Innovative Minnesota company goes online with culturally appropriate sportswear
March 8, designated as International Women’s Day, is the day that a Minnesota-based company has chosen for its grand opening.
ASIYA™ Modest Activewear, the first U.S. brand that is creating and selling sports hijabs, will go live with its launch at its online store, www.asiyasport.com, and will begin shipping its first run of product.
“We have preorders from around the US and all over the world, from Dubai to Singapore to Australia, that we will begin fulfilling,” says Jamie Glover, president and co-founder of the Minneapolis-based company. “We are ready to move.”

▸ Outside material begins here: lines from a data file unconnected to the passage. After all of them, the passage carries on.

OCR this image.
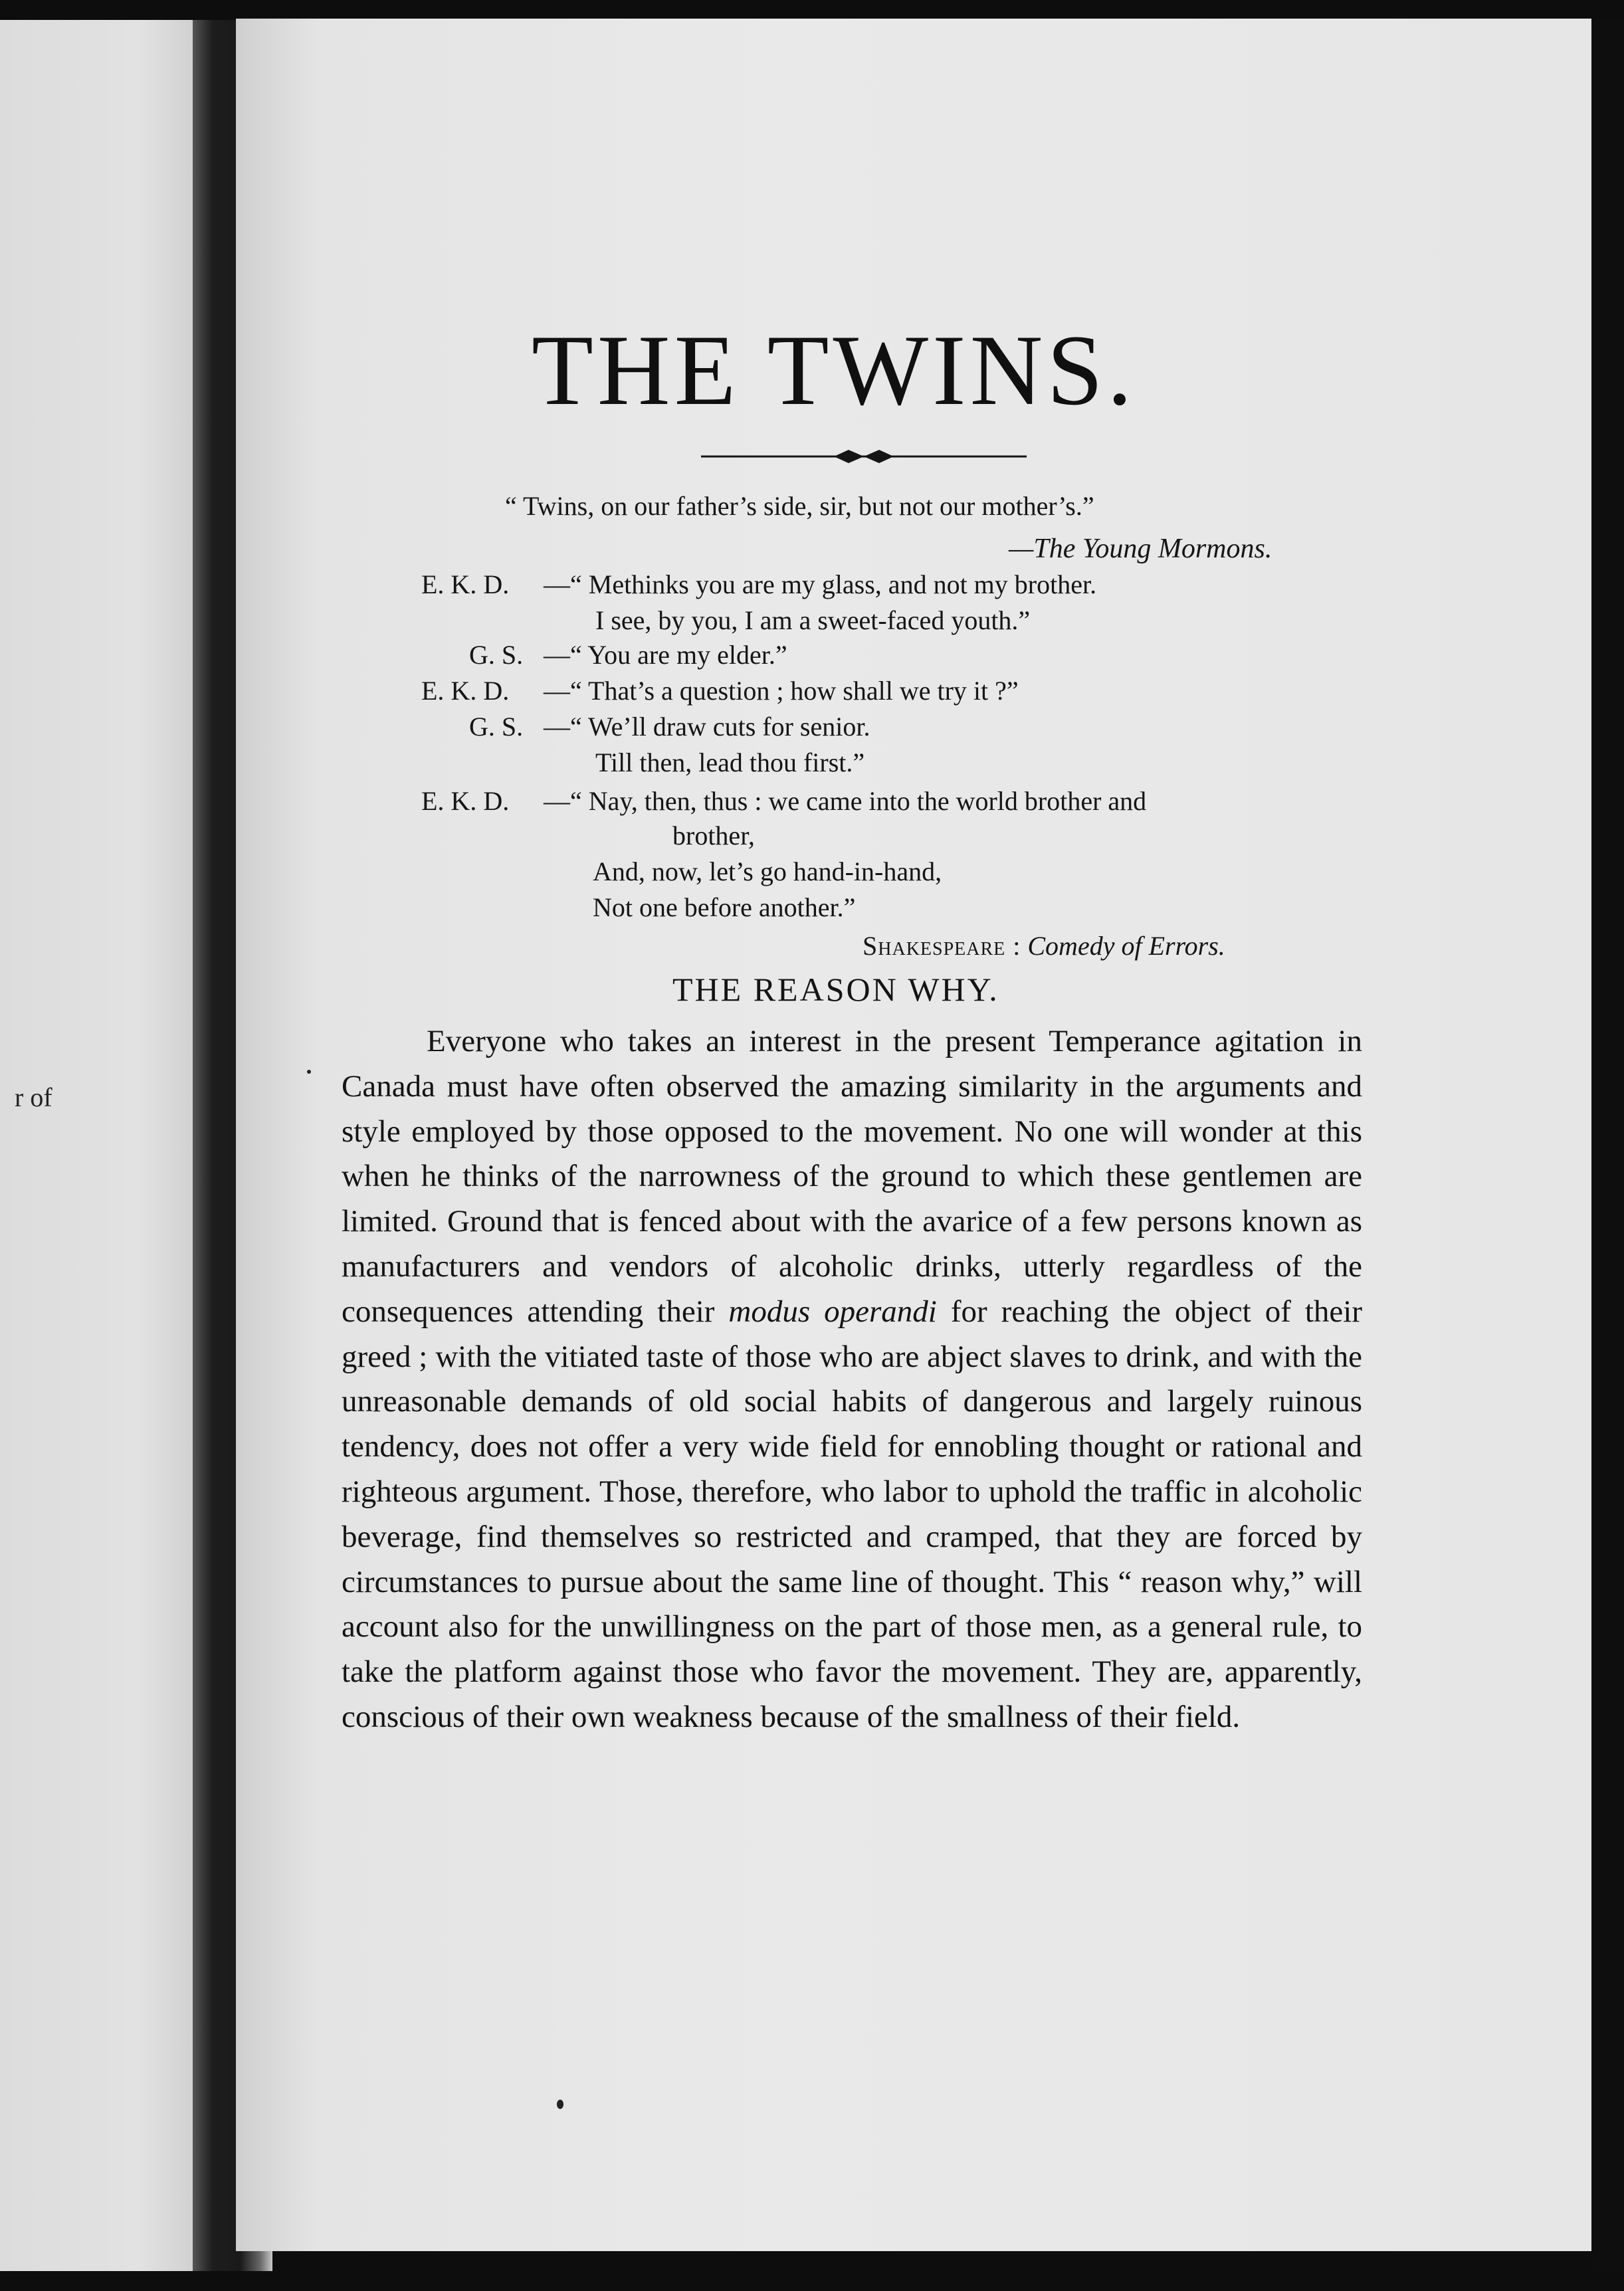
r of
THE TWINS.
“ Twins, on our father’s side, sir, but not our mother’s.”
—The Young Mormons.
E. K. D. —“ Methinks you are my glass, and not my brother.
I see, by you, I am a sweet-faced youth.”
G. S. —“ You are my elder.”
E. K. D. —“ That’s a question ; how shall we try it ?”
G. S. —“ We’ll draw cuts for senior.
Till then, lead thou first.”
E. K. D. —“ Nay, then, thus : we came into the world brother and
brother,
And, now, let’s go hand-in-hand,
Not one before another.”
Shakespeare : Comedy of Errors.
THE REASON WHY.
Everyone who takes an interest in the present Temperance agitation in Canada must have often observed the amazing similarity in the arguments and style employed by those opposed to the movement. No one will wonder at this when he thinks of the narrowness of the ground to which these gentlemen are limited. Ground that is fenced about with the avarice of a few persons known as manufacturers and vendors of alcoholic drinks, utterly regardless of the consequences attending their modus operandi for reaching the object of their greed ; with the vitiated taste of those who are abject slaves to drink, and with the unreasonable demands of old social habits of dangerous and largely ruinous tendency, does not offer a very wide field for ennobling thought or rational and righteous argument. Those, therefore, who labor to uphold the traffic in alcoholic beverage, find themselves so restricted and cramped, that they are forced by circumstances to pursue about the same line of thought. This “ reason why,” will account also for the unwillingness on the part of those men, as a general rule, to take the platform against those who favor the movement. They are, apparently, conscious of their own weakness because of the smallness of their field.
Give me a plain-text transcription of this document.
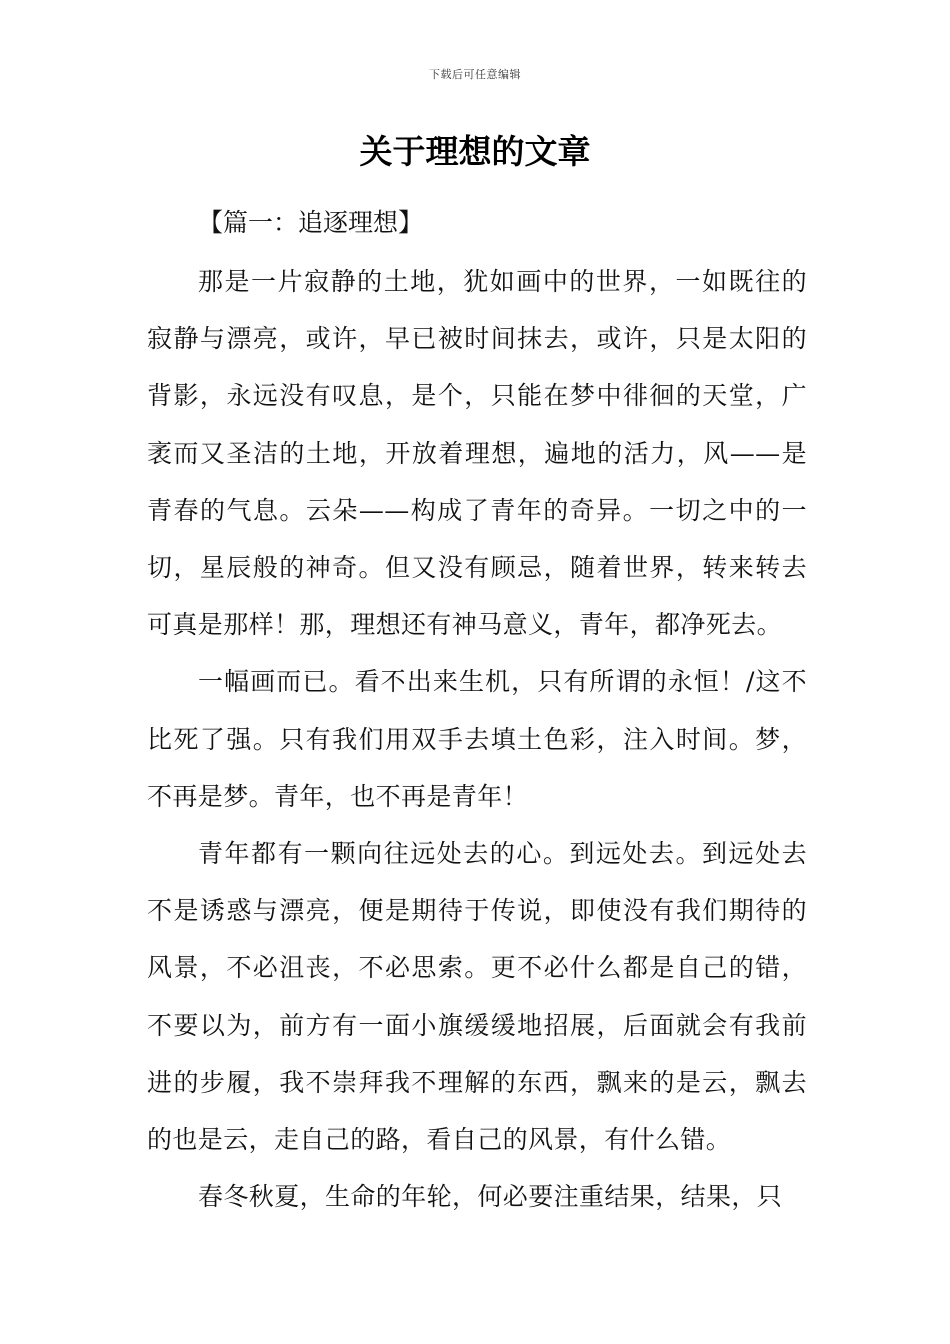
下载后可任意编辑
关于理想的文章
【篇一：追逐理想】

那是一片寂静的土地，犹如画中的世界，一如既往的寂静与漂亮，或许，早已被时间抹去，或许，只是太阳的背影，永远没有叹息，是个，只能在梦中徘徊的天堂，广袤而又圣洁的土地，开放着理想，遍地的活力，风——是青春的气息。云朵——构成了青年的奇异。一切之中的一切，星辰般的神奇。但又没有顾忌，随着世界，转来转去可真是那样！那，理想还有神马意义，青年，都净死去。

一幅画而已。看不出来生机，只有所谓的永恒！/这不比死了强。只有我们用双手去填土色彩，注入时间。梦，不再是梦。青年，也不再是青年！

青年都有一颗向往远处去的心。到远处去。到远处去不是诱惑与漂亮，便是期待于传说，即使没有我们期待的风景，不必沮丧，不必思索。更不必什么都是自己的错，不要以为，前方有一面小旗缓缓地招展，后面就会有我前进的步履，我不崇拜我不理解的东西，飘来的是云，飘去的也是云，走自己的路，看自己的风景，有什么错。

春冬秋夏，生命的年轮，何必要注重结果，结果，只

The sport hijabs, made by a contract manufacturer in Minnesota, were created with input from young female Muslim athletes. The first run produced 1,500 lightweight pull-on hijabs with a tight-fitting design that keep them in place during the physical rigor of games or competitions.
“We have built an e-mail data base over the past year but we will rely on word-of-mouth to share the product. These communities are tight-knit and people will see our hijabs and word will spread,” Glover adds. “There’s a ‘where’d ya get that?’ factor.”
The start-up was created after Glover’s co-founder and ASIYA CEO Fatimah Hussein saw the need for it while working as a volunteer with Muslim girls in Minneapolis.
Hussein and Glover established the business in 2016 and raised $100,000 in a Kickstarter campaign and with funds from the MN Cup start-up competition, where ASIYA won the social entrepreneur division.
Glover notes that the term “modest activewear” is a critical aspect of the fledgling company’s branding.
“That is very important to our target audience. Those who are not Muslim don't always understand that word, but it’s very common and important in their community. We also say our line is culturally appropriate. This means the hijabs are consistent in how girls and women want to present themselves.”
In its marketing materials, ASIYA notes a correlation between athletics and success in shaping young women, citing a study by the EY Women Athlete’s Business Network that finds that 94% of women executives played sports.
“We want to eliminate any barriers and make sure that girls who want to compete can express themselves in the way they are comfortable doing, without compromising their values when they participate,” Glover says. The first release includes three styles of sports hijabs that are available in black, white, navy, and dark grey.
Glover sees the company as well-positioned for a strong start.
“That’s the challenge for every startup,” Glover acknowledges. “We have the capital to grow. We are making sure that we have the right partners and systems in place to move this company forward.”